My Dad had three sisters and a brother and we had lots of family events with cousins running about and playing. They were good times.
I married three gorgeous women, Jeannetta from Aberdeen, Scotland, Margie from Avenal, Central Valley, California and Yelena who was born in Ukraine and raised in Moscow. I have sired three children I know about; now, I have four grandchildren. It has been a rich life and there is nothing I would do differently. Some of my family has trouble and I help them with love, but it is never enough help and that makes me sad.
My cousin Bev Barnes did a lot of genealogical work on our history. She found that we are directly related to John Adams, the Plantagenet family in England and before that to William the Conqueror, the Capet French Royal Family and even to Roman Emperor Marcus Aurelias. Very interesting.
I graduated from private, liberal arts Whittier College with a BA and no debt and lived in London for 2 years while I completed a master's degree M.Sc. (Econ) at the London School of Economics, also with zero debt. I sailed to England on the Queen Mary. Since then I have traveled to Mexico, Canada, China, Hong Kong, Macau, Philippines, Italy, France, Germany, Russia and Scotland. My daughter was born in Krankenhaus Nordwest, Frankfurt, AM, Germany.
In my working career, I was easily bored and frequently quit a good job to find something new. That's a recipe for learning but not for wealth accumulation. Oh well.

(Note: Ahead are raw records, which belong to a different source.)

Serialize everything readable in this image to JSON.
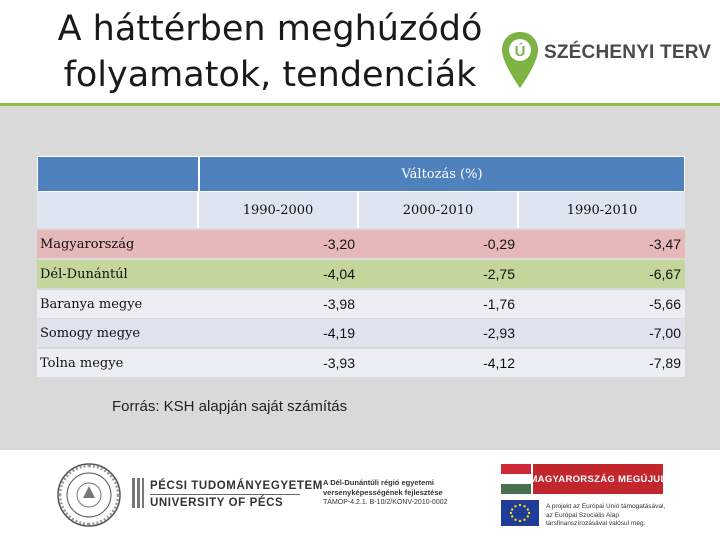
{
  "header": {
    "title_line1": "A háttérben meghúzódó",
    "title_line2": "folyamatok, tendenciák",
    "logo_text": "SZÉCHENYI TERV",
    "logo_badge": "Ú"
  },
  "table": {
    "group_header": "Változás (%)",
    "periods": [
      "1990-2000",
      "2000-2010",
      "1990-2010"
    ],
    "rows": [
      {
        "region": "Magyarország",
        "values": [
          "-3,20",
          "-0,29",
          "-3,47"
        ]
      },
      {
        "region": "Dél-Dunántúl",
        "values": [
          "-4,04",
          "-2,75",
          "-6,67"
        ]
      },
      {
        "region": "Baranya megye",
        "values": [
          "-3,98",
          "-1,76",
          "-5,66"
        ]
      },
      {
        "region": "Somogy megye",
        "values": [
          "-4,19",
          "-2,93",
          "-7,00"
        ]
      },
      {
        "region": "Tolna megye",
        "values": [
          "-3,93",
          "-4,12",
          "-7,89"
        ]
      }
    ]
  },
  "source": "Forrás: KSH alapján saját számítás",
  "footer": {
    "university_hu": "PÉCSI TUDOMÁNYEGYETEM",
    "university_en": "UNIVERSITY OF PÉCS",
    "project_line1": "A Dél-Dunántúli régió egyetemi",
    "project_line2": "versenyképességének fejlesztése",
    "project_code": "TÁMOP-4.2.1. B-10/2/KONV-2010-0002",
    "badge_text": "MAGYARORSZÁG MEGÚJUL",
    "eu_line1": "A projekt az Európai Unió támogatásával,",
    "eu_line2": "az Európai Szociális Alap",
    "eu_line3": "társfinanszírozásával valósul meg."
  },
  "colors": {
    "header_blue": "#4f81bd",
    "row_pink": "#e6b9b8",
    "row_green": "#c3d69b",
    "accent_green": "#8fbf3f"
  }
}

My book HOW TO WRITE A BUSINESS PLAN was first publshed in 1984 by Nolo Press, Berkeley CA and is now in its 12th edition.

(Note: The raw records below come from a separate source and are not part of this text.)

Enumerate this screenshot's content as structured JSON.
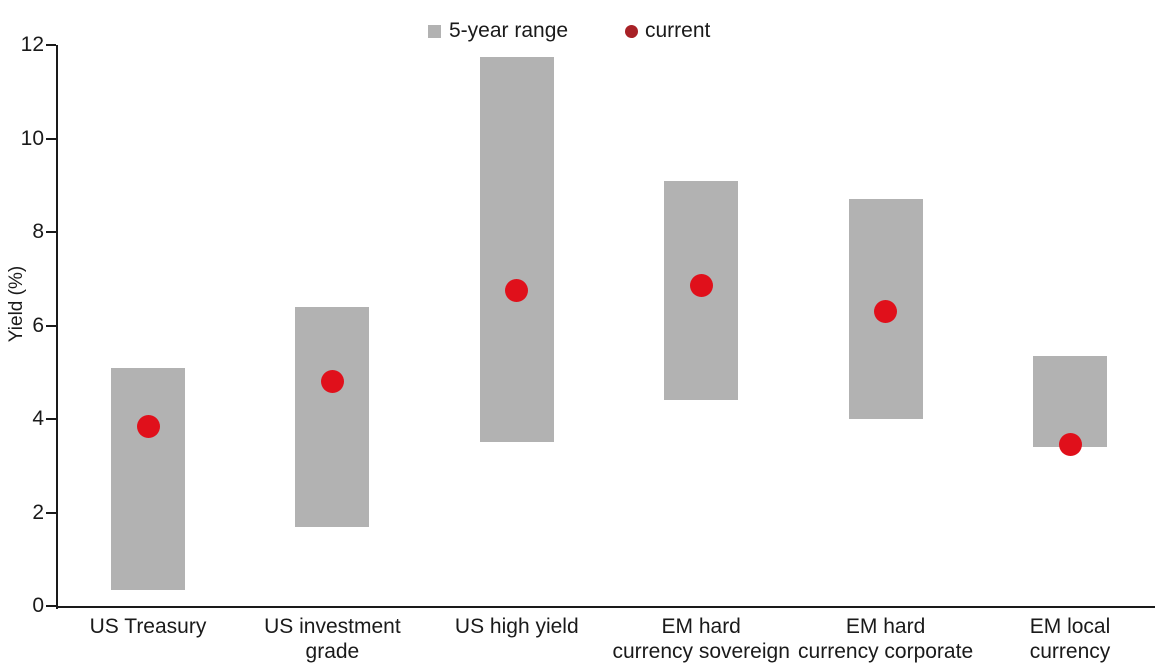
{
  "legend": {
    "items": [
      {
        "label": "5-year range",
        "marker": "square",
        "color": "#b2b2b2"
      },
      {
        "label": "current",
        "marker": "dot",
        "color": "#a82126"
      }
    ]
  },
  "chart_data": {
    "type": "range-bar-with-points",
    "title": "",
    "ylabel": "Yield (%)",
    "xlabel": "",
    "ylim": [
      0,
      12
    ],
    "yticks": [
      0,
      2,
      4,
      6,
      8,
      10,
      12
    ],
    "grid": false,
    "legend_position": "top-center",
    "bar_color": "#b2b2b2",
    "point_color": "#e0101b",
    "axis_color": "#1a1a1a",
    "text_color": "#1a1a1a",
    "categories": [
      "US Treasury",
      "US investment grade",
      "US high yield",
      "EM hard currency sovereign",
      "EM hard currency corporate",
      "EM local currency"
    ],
    "category_label_lines": [
      [
        "US Treasury"
      ],
      [
        "US investment",
        "grade"
      ],
      [
        "US high yield"
      ],
      [
        "EM hard",
        "currency sovereign"
      ],
      [
        "EM hard",
        "currency corporate"
      ],
      [
        "EM local",
        "currency"
      ]
    ],
    "series": [
      {
        "name": "5-year range",
        "type": "range",
        "low": [
          0.35,
          1.7,
          3.5,
          4.4,
          4.0,
          3.4
        ],
        "high": [
          5.1,
          6.4,
          11.75,
          9.1,
          8.7,
          5.35
        ]
      },
      {
        "name": "current",
        "type": "point",
        "values": [
          3.85,
          4.8,
          6.75,
          6.85,
          6.3,
          3.45
        ]
      }
    ]
  }
}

I had more or less always been in charge of some things and responsible for critical parts of a company or charity. I tried retiring in 2008 to get a slower pace. The economy did not cooperate and I got really bored again, so I volunteered for Hillary Clinton in her Presidential campaign as a surrogate in some rural areas of California.
Below are some of the positions I have held:
Controller, Skates.com. San Francisco, Six years
Recruited to lead transition from manual to computer-based accounting systems and to supervise day to day financial and HR operations.

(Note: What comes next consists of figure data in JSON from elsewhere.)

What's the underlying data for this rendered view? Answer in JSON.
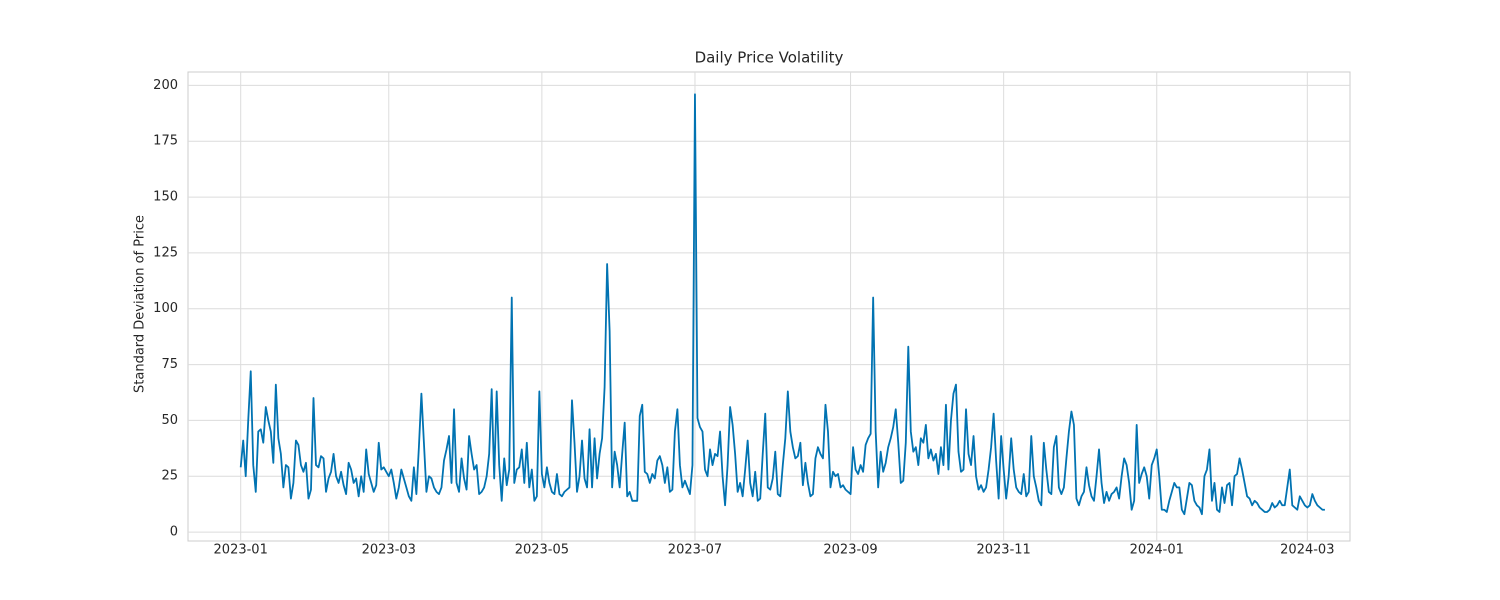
{
  "chart_data": {
    "type": "line",
    "title": "Daily Price Volatility",
    "y_label": "Standard Deviation of Price",
    "grid": true,
    "xlim": [
      "2022-12-11",
      "2024-03-18"
    ],
    "ylim": [
      -4,
      206
    ],
    "xticks": [
      {
        "value": "2023-01-01",
        "label": "2023-01"
      },
      {
        "value": "2023-03-01",
        "label": "2023-03"
      },
      {
        "value": "2023-05-01",
        "label": "2023-05"
      },
      {
        "value": "2023-07-01",
        "label": "2023-07"
      },
      {
        "value": "2023-09-01",
        "label": "2023-09"
      },
      {
        "value": "2023-11-01",
        "label": "2023-11"
      },
      {
        "value": "2024-01-01",
        "label": "2024-01"
      },
      {
        "value": "2024-03-01",
        "label": "2024-03"
      }
    ],
    "yticks": [
      0,
      25,
      50,
      75,
      100,
      125,
      150,
      175,
      200
    ],
    "x": [
      "2023-01-01",
      "2023-01-02",
      "2023-01-03",
      "2023-01-04",
      "2023-01-05",
      "2023-01-06",
      "2023-01-07",
      "2023-01-08",
      "2023-01-09",
      "2023-01-10",
      "2023-01-11",
      "2023-01-12",
      "2023-01-13",
      "2023-01-14",
      "2023-01-15",
      "2023-01-16",
      "2023-01-17",
      "2023-01-18",
      "2023-01-19",
      "2023-01-20",
      "2023-01-21",
      "2023-01-22",
      "2023-01-23",
      "2023-01-24",
      "2023-01-25",
      "2023-01-26",
      "2023-01-27",
      "2023-01-28",
      "2023-01-29",
      "2023-01-30",
      "2023-01-31",
      "2023-02-01",
      "2023-02-02",
      "2023-02-03",
      "2023-02-04",
      "2023-02-05",
      "2023-02-06",
      "2023-02-07",
      "2023-02-08",
      "2023-02-09",
      "2023-02-10",
      "2023-02-11",
      "2023-02-12",
      "2023-02-13",
      "2023-02-14",
      "2023-02-15",
      "2023-02-16",
      "2023-02-17",
      "2023-02-18",
      "2023-02-19",
      "2023-02-20",
      "2023-02-21",
      "2023-02-22",
      "2023-02-23",
      "2023-02-24",
      "2023-02-25",
      "2023-02-26",
      "2023-02-27",
      "2023-02-28",
      "2023-03-01",
      "2023-03-02",
      "2023-03-03",
      "2023-03-04",
      "2023-03-05",
      "2023-03-06",
      "2023-03-07",
      "2023-03-08",
      "2023-03-09",
      "2023-03-10",
      "2023-03-11",
      "2023-03-12",
      "2023-03-13",
      "2023-03-14",
      "2023-03-15",
      "2023-03-16",
      "2023-03-17",
      "2023-03-18",
      "2023-03-19",
      "2023-03-20",
      "2023-03-21",
      "2023-03-22",
      "2023-03-23",
      "2023-03-24",
      "2023-03-25",
      "2023-03-26",
      "2023-03-27",
      "2023-03-28",
      "2023-03-29",
      "2023-03-30",
      "2023-03-31",
      "2023-04-01",
      "2023-04-02",
      "2023-04-03",
      "2023-04-04",
      "2023-04-05",
      "2023-04-06",
      "2023-04-07",
      "2023-04-08",
      "2023-04-09",
      "2023-04-10",
      "2023-04-11",
      "2023-04-12",
      "2023-04-13",
      "2023-04-14",
      "2023-04-15",
      "2023-04-16",
      "2023-04-17",
      "2023-04-18",
      "2023-04-19",
      "2023-04-20",
      "2023-04-21",
      "2023-04-22",
      "2023-04-23",
      "2023-04-24",
      "2023-04-25",
      "2023-04-26",
      "2023-04-27",
      "2023-04-28",
      "2023-04-29",
      "2023-04-30",
      "2023-05-01",
      "2023-05-02",
      "2023-05-03",
      "2023-05-04",
      "2023-05-05",
      "2023-05-06",
      "2023-05-07",
      "2023-05-08",
      "2023-05-09",
      "2023-05-10",
      "2023-05-11",
      "2023-05-12",
      "2023-05-13",
      "2023-05-14",
      "2023-05-15",
      "2023-05-16",
      "2023-05-17",
      "2023-05-18",
      "2023-05-19",
      "2023-05-20",
      "2023-05-21",
      "2023-05-22",
      "2023-05-23",
      "2023-05-24",
      "2023-05-25",
      "2023-05-26",
      "2023-05-27",
      "2023-05-28",
      "2023-05-29",
      "2023-05-30",
      "2023-05-31",
      "2023-06-01",
      "2023-06-02",
      "2023-06-03",
      "2023-06-04",
      "2023-06-05",
      "2023-06-06",
      "2023-06-07",
      "2023-06-08",
      "2023-06-09",
      "2023-06-10",
      "2023-06-11",
      "2023-06-12",
      "2023-06-13",
      "2023-06-14",
      "2023-06-15",
      "2023-06-16",
      "2023-06-17",
      "2023-06-18",
      "2023-06-19",
      "2023-06-20",
      "2023-06-21",
      "2023-06-22",
      "2023-06-23",
      "2023-06-24",
      "2023-06-25",
      "2023-06-26",
      "2023-06-27",
      "2023-06-28",
      "2023-06-29",
      "2023-06-30",
      "2023-07-01",
      "2023-07-02",
      "2023-07-03",
      "2023-07-04",
      "2023-07-05",
      "2023-07-06",
      "2023-07-07",
      "2023-07-08",
      "2023-07-09",
      "2023-07-10",
      "2023-07-11",
      "2023-07-12",
      "2023-07-13",
      "2023-07-14",
      "2023-07-15",
      "2023-07-16",
      "2023-07-17",
      "2023-07-18",
      "2023-07-19",
      "2023-07-20",
      "2023-07-21",
      "2023-07-22",
      "2023-07-23",
      "2023-07-24",
      "2023-07-25",
      "2023-07-26",
      "2023-07-27",
      "2023-07-28",
      "2023-07-29",
      "2023-07-30",
      "2023-07-31",
      "2023-08-01",
      "2023-08-02",
      "2023-08-03",
      "2023-08-04",
      "2023-08-05",
      "2023-08-06",
      "2023-08-07",
      "2023-08-08",
      "2023-08-09",
      "2023-08-10",
      "2023-08-11",
      "2023-08-12",
      "2023-08-13",
      "2023-08-14",
      "2023-08-15",
      "2023-08-16",
      "2023-08-17",
      "2023-08-18",
      "2023-08-19",
      "2023-08-20",
      "2023-08-21",
      "2023-08-22",
      "2023-08-23",
      "2023-08-24",
      "2023-08-25",
      "2023-08-26",
      "2023-08-27",
      "2023-08-28",
      "2023-08-29",
      "2023-08-30",
      "2023-08-31",
      "2023-09-01",
      "2023-09-02",
      "2023-09-03",
      "2023-09-04",
      "2023-09-05",
      "2023-09-06",
      "2023-09-07",
      "2023-09-08",
      "2023-09-09",
      "2023-09-10",
      "2023-09-11",
      "2023-09-12",
      "2023-09-13",
      "2023-09-14",
      "2023-09-15",
      "2023-09-16",
      "2023-09-17",
      "2023-09-18",
      "2023-09-19",
      "2023-09-20",
      "2023-09-21",
      "2023-09-22",
      "2023-09-23",
      "2023-09-24",
      "2023-09-25",
      "2023-09-26",
      "2023-09-27",
      "2023-09-28",
      "2023-09-29",
      "2023-09-30",
      "2023-10-01",
      "2023-10-02",
      "2023-10-03",
      "2023-10-04",
      "2023-10-05",
      "2023-10-06",
      "2023-10-07",
      "2023-10-08",
      "2023-10-09",
      "2023-10-10",
      "2023-10-11",
      "2023-10-12",
      "2023-10-13",
      "2023-10-14",
      "2023-10-15",
      "2023-10-16",
      "2023-10-17",
      "2023-10-18",
      "2023-10-19",
      "2023-10-20",
      "2023-10-21",
      "2023-10-22",
      "2023-10-23",
      "2023-10-24",
      "2023-10-25",
      "2023-10-26",
      "2023-10-27",
      "2023-10-28",
      "2023-10-29",
      "2023-10-30",
      "2023-10-31",
      "2023-11-01",
      "2023-11-02",
      "2023-11-03",
      "2023-11-04",
      "2023-11-05",
      "2023-11-06",
      "2023-11-07",
      "2023-11-08",
      "2023-11-09",
      "2023-11-10",
      "2023-11-11",
      "2023-11-12",
      "2023-11-13",
      "2023-11-14",
      "2023-11-15",
      "2023-11-16",
      "2023-11-17",
      "2023-11-18",
      "2023-11-19",
      "2023-11-20",
      "2023-11-21",
      "2023-11-22",
      "2023-11-23",
      "2023-11-24",
      "2023-11-25",
      "2023-11-26",
      "2023-11-27",
      "2023-11-28",
      "2023-11-29",
      "2023-11-30",
      "2023-12-01",
      "2023-12-02",
      "2023-12-03",
      "2023-12-04",
      "2023-12-05",
      "2023-12-06",
      "2023-12-07",
      "2023-12-08",
      "2023-12-09",
      "2023-12-10",
      "2023-12-11",
      "2023-12-12",
      "2023-12-13",
      "2023-12-14",
      "2023-12-15",
      "2023-12-16",
      "2023-12-17",
      "2023-12-18",
      "2023-12-19",
      "2023-12-20",
      "2023-12-21",
      "2023-12-22",
      "2023-12-23",
      "2023-12-24",
      "2023-12-25",
      "2023-12-26",
      "2023-12-27",
      "2023-12-28",
      "2023-12-29",
      "2023-12-30",
      "2023-12-31",
      "2024-01-01",
      "2024-01-02",
      "2024-01-03",
      "2024-01-04",
      "2024-01-05",
      "2024-01-06",
      "2024-01-07",
      "2024-01-08",
      "2024-01-09",
      "2024-01-10",
      "2024-01-11",
      "2024-01-12",
      "2024-01-13",
      "2024-01-14",
      "2024-01-15",
      "2024-01-16",
      "2024-01-17",
      "2024-01-18",
      "2024-01-19",
      "2024-01-20",
      "2024-01-21",
      "2024-01-22",
      "2024-01-23",
      "2024-01-24",
      "2024-01-25",
      "2024-01-26",
      "2024-01-27",
      "2024-01-28",
      "2024-01-29",
      "2024-01-30",
      "2024-01-31",
      "2024-02-01",
      "2024-02-02",
      "2024-02-03",
      "2024-02-04",
      "2024-02-05",
      "2024-02-06",
      "2024-02-07",
      "2024-02-08",
      "2024-02-09",
      "2024-02-10",
      "2024-02-11",
      "2024-02-12",
      "2024-02-13",
      "2024-02-14",
      "2024-02-15",
      "2024-02-16",
      "2024-02-17",
      "2024-02-18",
      "2024-02-19",
      "2024-02-20",
      "2024-02-21",
      "2024-02-22",
      "2024-02-23",
      "2024-02-24",
      "2024-02-25",
      "2024-02-26",
      "2024-02-27",
      "2024-02-28",
      "2024-02-29",
      "2024-03-01",
      "2024-03-02",
      "2024-03-03",
      "2024-03-04",
      "2024-03-05",
      "2024-03-06",
      "2024-03-07",
      "2024-03-08"
    ],
    "series": [
      {
        "color": "#0173b2",
        "values": [
          29,
          41,
          25,
          50,
          72,
          30,
          18,
          45,
          46,
          40,
          56,
          50,
          45,
          31,
          66,
          42,
          35,
          20,
          30,
          29,
          15,
          22,
          41,
          39,
          30,
          27,
          31,
          15,
          19,
          60,
          30,
          29,
          34,
          33,
          18,
          24,
          27,
          35,
          25,
          22,
          27,
          21,
          17,
          31,
          28,
          22,
          24,
          16,
          25,
          18,
          37,
          26,
          22,
          18,
          21,
          40,
          28,
          29,
          27,
          25,
          28,
          22,
          15,
          20,
          28,
          24,
          20,
          16,
          14,
          29,
          17,
          38,
          62,
          40,
          18,
          25,
          24,
          20,
          18,
          17,
          20,
          32,
          37,
          43,
          22,
          55,
          22,
          18,
          33,
          24,
          19,
          43,
          35,
          28,
          30,
          17,
          18,
          20,
          25,
          35,
          64,
          24,
          63,
          30,
          14,
          33,
          21,
          28,
          105,
          22,
          28,
          29,
          37,
          22,
          40,
          20,
          28,
          14,
          16,
          63,
          26,
          20,
          29,
          22,
          18,
          17,
          26,
          17,
          16,
          18,
          19,
          20,
          59,
          40,
          18,
          25,
          41,
          24,
          20,
          46,
          20,
          42,
          24,
          35,
          42,
          65,
          120,
          90,
          20,
          36,
          30,
          20,
          35,
          49,
          16,
          18,
          14,
          14,
          14,
          52,
          57,
          27,
          26,
          22,
          26,
          24,
          32,
          34,
          30,
          22,
          29,
          18,
          19,
          45,
          55,
          30,
          20,
          23,
          20,
          17,
          30,
          196,
          51,
          47,
          45,
          28,
          25,
          37,
          30,
          35,
          34,
          45,
          25,
          12,
          30,
          56,
          48,
          35,
          18,
          22,
          16,
          28,
          41,
          22,
          16,
          27,
          14,
          15,
          35,
          53,
          20,
          19,
          24,
          36,
          17,
          16,
          30,
          42,
          63,
          45,
          38,
          33,
          34,
          40,
          21,
          31,
          22,
          16,
          17,
          33,
          38,
          35,
          33,
          57,
          45,
          20,
          27,
          25,
          26,
          20,
          21,
          19,
          18,
          17,
          38,
          28,
          26,
          30,
          27,
          39,
          42,
          44,
          105,
          45,
          20,
          36,
          27,
          31,
          38,
          42,
          47,
          55,
          40,
          22,
          23,
          40,
          83,
          45,
          36,
          38,
          30,
          42,
          40,
          48,
          33,
          37,
          32,
          35,
          26,
          38,
          30,
          57,
          28,
          50,
          62,
          66,
          36,
          27,
          28,
          55,
          35,
          30,
          43,
          25,
          19,
          21,
          18,
          20,
          28,
          38,
          53,
          32,
          15,
          43,
          28,
          15,
          25,
          42,
          28,
          20,
          18,
          17,
          26,
          16,
          18,
          43,
          25,
          20,
          14,
          12,
          40,
          28,
          18,
          17,
          38,
          43,
          20,
          17,
          20,
          33,
          45,
          54,
          48,
          15,
          12,
          16,
          18,
          29,
          21,
          16,
          14,
          25,
          37,
          22,
          13,
          18,
          14,
          17,
          18,
          20,
          15,
          25,
          33,
          30,
          22,
          10,
          14,
          48,
          22,
          26,
          29,
          25,
          15,
          30,
          33,
          37,
          25,
          10,
          10,
          9,
          14,
          18,
          22,
          20,
          20,
          10,
          8,
          15,
          22,
          21,
          14,
          12,
          11,
          8,
          25,
          28,
          37,
          14,
          22,
          10,
          9,
          20,
          13,
          21,
          22,
          12,
          25,
          26,
          33,
          28,
          22,
          16,
          15,
          12,
          14,
          13,
          11,
          10,
          9,
          9,
          10,
          13,
          11,
          12,
          14,
          12,
          12,
          20,
          28,
          12,
          11,
          10,
          16,
          14,
          12,
          11,
          12,
          17,
          14,
          12,
          11,
          10,
          10
        ]
      }
    ]
  }
}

Business Manager, Pacific Horticultural Foundation, Six years
Hired to oversee daily business functions for non-profit publisher and educational foundation.
Senior FP&A Analyst, Dart Industries, Chemical Manufacturing. Four years
Recruited to introduce sophisticated financial planning methods, integrate new acquisition.
Development Project Manager, Pacific Coast Properties. Three years.
Recruited to build out two neighborhood shopping centers – sign leases, obtain permits, award contracts, manage construction, and secure financing.
Director of the Graduate School of Business Administration, Armstrong University, Two years.
Recruited to administer and reorganize MBA program.
Professor, Micro- and Macro-Economics, City College of San Francisco, 2003 and continuing. Vista community College, 1998 to 2002.
Economic Analyst, McKinsey and Company, Los Angeles, Two years. Support consultants with industry and company analyses. Founder, Principal, McKeever Institute of Economic Policy Analysis, 1993 to present. Direct small, privately held think tank publishing studies of various countries’ national economic policies.
Business Analyst, Private Business Consultant specializing in business plan development for global and domestic businesses.
Owner, past owner of retail store, manufacturing business, service business as well as consulting and business brokerage firms
Maybe looking back is what old people are supposed to do.
I'll do some of that later, but right now I have to complete a divorce, write and agree to a property settlement, sell a house, buy or rent a house, move, teach five days a week, manage an involuntary commitment of a close relative, find a relationship, practice and play baseball three days per week and try to keep up with some favorite television shows.